Our elderly patient, who is an avid bike rider in NYC, reported having a bike crash and got up to continue riding a few days ago. Instead of starting treatment to help her with her chronic constipation via pelvic rehab as planned, we put on our athletic training hats and proceeded to evaluate this contusion. We held off on sEMG biofeedback, visceral mobilization, intestinal massage, and pelvic floor muscle rehab to assess her limb. Ruling out a possible fracture began: Fractures present with deformity, swelling, black and blue (ecchymosis), and pain. She was fully weight bearing and not antalgic; which gives clues that it may not be a fracture.

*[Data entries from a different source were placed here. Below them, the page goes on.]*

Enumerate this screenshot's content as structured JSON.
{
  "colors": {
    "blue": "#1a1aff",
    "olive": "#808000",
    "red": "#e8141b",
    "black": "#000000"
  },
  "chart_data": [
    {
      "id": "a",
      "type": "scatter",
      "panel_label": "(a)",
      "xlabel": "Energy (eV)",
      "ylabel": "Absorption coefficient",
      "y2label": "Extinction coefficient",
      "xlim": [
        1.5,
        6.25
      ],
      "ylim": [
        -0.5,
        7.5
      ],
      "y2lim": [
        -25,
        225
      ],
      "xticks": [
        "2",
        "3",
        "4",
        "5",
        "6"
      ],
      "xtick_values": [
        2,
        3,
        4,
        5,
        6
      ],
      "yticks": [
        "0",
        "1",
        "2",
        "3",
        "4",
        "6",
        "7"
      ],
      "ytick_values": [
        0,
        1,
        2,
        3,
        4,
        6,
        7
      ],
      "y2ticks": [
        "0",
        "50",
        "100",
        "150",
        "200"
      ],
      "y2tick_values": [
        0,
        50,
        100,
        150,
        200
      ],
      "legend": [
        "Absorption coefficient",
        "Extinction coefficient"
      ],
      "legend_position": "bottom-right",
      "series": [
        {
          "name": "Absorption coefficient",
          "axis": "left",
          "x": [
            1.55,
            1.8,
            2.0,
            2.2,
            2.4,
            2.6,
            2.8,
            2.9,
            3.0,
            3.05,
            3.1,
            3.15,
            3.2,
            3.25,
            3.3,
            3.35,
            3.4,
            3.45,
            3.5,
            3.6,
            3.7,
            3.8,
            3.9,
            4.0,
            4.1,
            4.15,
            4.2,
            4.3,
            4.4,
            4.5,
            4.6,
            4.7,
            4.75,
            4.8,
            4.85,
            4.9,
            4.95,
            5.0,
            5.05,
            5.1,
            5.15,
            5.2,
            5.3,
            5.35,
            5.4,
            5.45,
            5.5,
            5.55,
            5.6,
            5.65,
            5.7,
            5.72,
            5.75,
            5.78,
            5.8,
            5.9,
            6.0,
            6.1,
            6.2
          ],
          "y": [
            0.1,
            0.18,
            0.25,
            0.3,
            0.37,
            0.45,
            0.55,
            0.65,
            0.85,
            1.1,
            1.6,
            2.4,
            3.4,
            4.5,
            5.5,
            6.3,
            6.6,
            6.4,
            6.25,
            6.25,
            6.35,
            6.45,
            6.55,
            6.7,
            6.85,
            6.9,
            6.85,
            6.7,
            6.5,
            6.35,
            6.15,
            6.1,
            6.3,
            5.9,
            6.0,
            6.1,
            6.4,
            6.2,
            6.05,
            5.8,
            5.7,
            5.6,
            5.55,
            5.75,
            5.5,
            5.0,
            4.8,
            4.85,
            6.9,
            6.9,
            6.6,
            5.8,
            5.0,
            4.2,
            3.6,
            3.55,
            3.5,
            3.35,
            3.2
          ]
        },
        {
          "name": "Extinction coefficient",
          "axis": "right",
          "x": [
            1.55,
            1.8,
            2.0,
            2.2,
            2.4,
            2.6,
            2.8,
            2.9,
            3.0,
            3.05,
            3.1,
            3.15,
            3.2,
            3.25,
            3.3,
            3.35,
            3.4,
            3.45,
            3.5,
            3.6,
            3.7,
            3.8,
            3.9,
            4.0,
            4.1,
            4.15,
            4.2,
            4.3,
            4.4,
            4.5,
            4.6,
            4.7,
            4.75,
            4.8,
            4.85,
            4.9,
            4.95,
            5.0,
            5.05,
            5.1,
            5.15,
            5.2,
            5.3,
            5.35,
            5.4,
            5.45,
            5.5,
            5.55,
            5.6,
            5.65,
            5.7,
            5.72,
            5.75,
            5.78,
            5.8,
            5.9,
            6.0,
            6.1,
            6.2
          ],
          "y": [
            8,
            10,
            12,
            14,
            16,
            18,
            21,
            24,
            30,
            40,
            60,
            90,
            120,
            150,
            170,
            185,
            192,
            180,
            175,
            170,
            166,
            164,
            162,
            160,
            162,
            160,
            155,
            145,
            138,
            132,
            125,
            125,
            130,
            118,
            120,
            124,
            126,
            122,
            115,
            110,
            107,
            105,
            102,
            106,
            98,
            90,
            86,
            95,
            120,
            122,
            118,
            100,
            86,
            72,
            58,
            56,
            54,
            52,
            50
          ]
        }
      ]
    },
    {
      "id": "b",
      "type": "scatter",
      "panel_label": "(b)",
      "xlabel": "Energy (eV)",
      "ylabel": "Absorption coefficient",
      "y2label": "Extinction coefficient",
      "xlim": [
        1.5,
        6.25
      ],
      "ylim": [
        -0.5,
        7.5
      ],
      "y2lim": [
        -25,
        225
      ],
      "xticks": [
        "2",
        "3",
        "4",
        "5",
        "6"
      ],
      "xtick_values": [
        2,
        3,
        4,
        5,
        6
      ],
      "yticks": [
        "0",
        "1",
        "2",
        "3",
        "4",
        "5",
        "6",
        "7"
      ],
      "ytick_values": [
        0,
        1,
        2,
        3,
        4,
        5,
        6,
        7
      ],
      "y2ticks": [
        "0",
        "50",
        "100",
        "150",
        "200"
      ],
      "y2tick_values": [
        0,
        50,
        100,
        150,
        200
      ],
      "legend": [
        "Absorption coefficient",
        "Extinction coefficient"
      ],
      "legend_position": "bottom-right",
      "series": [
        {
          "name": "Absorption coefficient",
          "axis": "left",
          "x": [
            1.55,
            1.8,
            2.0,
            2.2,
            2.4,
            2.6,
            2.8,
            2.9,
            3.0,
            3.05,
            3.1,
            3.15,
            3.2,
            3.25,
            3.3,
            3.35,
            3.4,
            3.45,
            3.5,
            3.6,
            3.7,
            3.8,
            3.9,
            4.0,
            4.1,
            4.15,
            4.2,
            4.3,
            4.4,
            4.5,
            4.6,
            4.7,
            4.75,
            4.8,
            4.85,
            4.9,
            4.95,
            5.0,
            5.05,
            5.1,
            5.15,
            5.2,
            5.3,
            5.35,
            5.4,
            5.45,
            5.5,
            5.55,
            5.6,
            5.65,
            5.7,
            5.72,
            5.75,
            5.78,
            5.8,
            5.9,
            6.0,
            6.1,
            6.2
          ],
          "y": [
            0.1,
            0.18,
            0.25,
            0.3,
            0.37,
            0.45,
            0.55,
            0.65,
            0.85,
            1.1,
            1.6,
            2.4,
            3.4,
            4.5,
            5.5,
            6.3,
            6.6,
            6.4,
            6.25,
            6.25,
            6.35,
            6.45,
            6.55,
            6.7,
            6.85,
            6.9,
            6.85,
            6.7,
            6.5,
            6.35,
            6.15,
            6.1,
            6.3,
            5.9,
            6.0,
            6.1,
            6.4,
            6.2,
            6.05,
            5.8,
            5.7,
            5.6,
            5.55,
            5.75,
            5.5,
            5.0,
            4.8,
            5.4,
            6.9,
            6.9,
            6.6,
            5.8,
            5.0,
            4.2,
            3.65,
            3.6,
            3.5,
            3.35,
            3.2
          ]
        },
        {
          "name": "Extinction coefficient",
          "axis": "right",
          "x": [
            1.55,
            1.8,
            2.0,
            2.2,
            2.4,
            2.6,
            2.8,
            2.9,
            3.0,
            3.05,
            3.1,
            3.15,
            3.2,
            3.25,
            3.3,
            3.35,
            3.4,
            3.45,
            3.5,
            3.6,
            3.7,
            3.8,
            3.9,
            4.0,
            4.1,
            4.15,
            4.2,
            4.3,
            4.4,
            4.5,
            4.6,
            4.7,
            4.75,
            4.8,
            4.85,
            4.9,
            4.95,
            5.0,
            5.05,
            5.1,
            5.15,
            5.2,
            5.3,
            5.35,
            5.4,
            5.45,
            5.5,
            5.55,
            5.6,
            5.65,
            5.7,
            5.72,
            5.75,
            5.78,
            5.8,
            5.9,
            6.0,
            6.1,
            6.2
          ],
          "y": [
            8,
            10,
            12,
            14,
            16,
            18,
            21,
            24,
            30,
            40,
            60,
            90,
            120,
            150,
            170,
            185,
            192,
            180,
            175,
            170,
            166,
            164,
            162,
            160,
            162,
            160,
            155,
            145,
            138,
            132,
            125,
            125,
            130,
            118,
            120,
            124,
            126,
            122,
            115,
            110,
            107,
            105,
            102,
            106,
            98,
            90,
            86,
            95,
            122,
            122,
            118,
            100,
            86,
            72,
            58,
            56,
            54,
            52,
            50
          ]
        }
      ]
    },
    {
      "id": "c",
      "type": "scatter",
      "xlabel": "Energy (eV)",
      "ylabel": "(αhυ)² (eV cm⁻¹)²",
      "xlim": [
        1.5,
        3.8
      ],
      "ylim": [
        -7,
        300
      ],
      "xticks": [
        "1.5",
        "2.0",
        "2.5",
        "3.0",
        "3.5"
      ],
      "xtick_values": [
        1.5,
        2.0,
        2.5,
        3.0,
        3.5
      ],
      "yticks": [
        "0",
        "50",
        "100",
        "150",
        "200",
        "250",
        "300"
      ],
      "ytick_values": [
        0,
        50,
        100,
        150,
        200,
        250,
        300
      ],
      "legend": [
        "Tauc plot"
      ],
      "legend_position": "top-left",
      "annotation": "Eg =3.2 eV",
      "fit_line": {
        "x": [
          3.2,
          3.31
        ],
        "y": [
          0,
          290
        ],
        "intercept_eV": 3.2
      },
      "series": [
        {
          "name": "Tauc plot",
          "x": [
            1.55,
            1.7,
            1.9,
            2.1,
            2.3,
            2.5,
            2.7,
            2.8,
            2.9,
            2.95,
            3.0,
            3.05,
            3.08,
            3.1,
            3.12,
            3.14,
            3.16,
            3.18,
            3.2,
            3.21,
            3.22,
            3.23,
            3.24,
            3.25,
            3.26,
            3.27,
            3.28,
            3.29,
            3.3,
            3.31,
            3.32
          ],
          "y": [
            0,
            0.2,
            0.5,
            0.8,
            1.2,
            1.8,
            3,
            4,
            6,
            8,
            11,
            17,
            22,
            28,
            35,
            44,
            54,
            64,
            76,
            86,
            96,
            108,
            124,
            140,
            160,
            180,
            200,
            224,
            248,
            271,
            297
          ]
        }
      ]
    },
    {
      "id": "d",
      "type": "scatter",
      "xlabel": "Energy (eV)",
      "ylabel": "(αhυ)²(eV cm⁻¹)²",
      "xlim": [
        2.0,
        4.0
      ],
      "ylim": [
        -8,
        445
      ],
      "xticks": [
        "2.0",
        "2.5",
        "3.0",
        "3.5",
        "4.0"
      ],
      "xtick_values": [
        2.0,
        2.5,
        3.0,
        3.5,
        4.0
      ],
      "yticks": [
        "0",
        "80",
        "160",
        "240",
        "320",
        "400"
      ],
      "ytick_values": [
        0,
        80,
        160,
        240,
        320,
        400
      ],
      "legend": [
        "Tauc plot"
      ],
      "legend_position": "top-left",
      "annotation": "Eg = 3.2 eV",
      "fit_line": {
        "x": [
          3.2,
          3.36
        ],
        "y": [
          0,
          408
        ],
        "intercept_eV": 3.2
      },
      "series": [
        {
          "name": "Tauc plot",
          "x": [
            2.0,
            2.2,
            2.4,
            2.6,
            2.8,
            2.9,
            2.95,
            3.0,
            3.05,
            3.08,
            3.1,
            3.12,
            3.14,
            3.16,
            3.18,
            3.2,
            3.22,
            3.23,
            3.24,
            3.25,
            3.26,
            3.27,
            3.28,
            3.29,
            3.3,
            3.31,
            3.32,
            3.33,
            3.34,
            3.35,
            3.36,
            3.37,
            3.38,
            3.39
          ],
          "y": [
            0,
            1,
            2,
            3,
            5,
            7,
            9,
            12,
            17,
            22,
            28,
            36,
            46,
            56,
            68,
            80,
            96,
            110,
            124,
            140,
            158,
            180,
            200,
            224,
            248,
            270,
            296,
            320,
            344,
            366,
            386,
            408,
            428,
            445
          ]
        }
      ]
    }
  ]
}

Patients with fractures of the lower extremities usually can not tolerate full weight bearing and often limp. However, those with osteoporosis can easily sustain a stress fracture upon a fall or banging the limb. Besides palpating the area we performed a vibratory test. Our bones are covered by a layer known as the periosteum. It is highly innervated by nerves and very sensitive to injury. When a bone is fractured or broken, the periosteum is more easily stimulated such as with vibration and thus pain is experienced at the fracture site immediately. This test was positive and the patient needs to be sent for further diagnostic testing with an orthopedist and x-rays should be taken.
Here we use a tuning fork to touch along the tibia bone which when struck on your hand vibrates. It is widely used by athletic trainers on the field to assess for possible fractures. Studies show that this testing for fractures has 70-90% sensitivity but low specificity. But it’s a lot easier carrying this in an assessment tool bag on the sports field instead of an x-ray machine! We provided our patient with ice (or cryotherapy) and wrapped it in an ace bandage. She made an appointment to see an orthopedist from our office and we then pursued her pelvic rehab. All of our therapist have extensive prior experience in athletic training and sports medicine.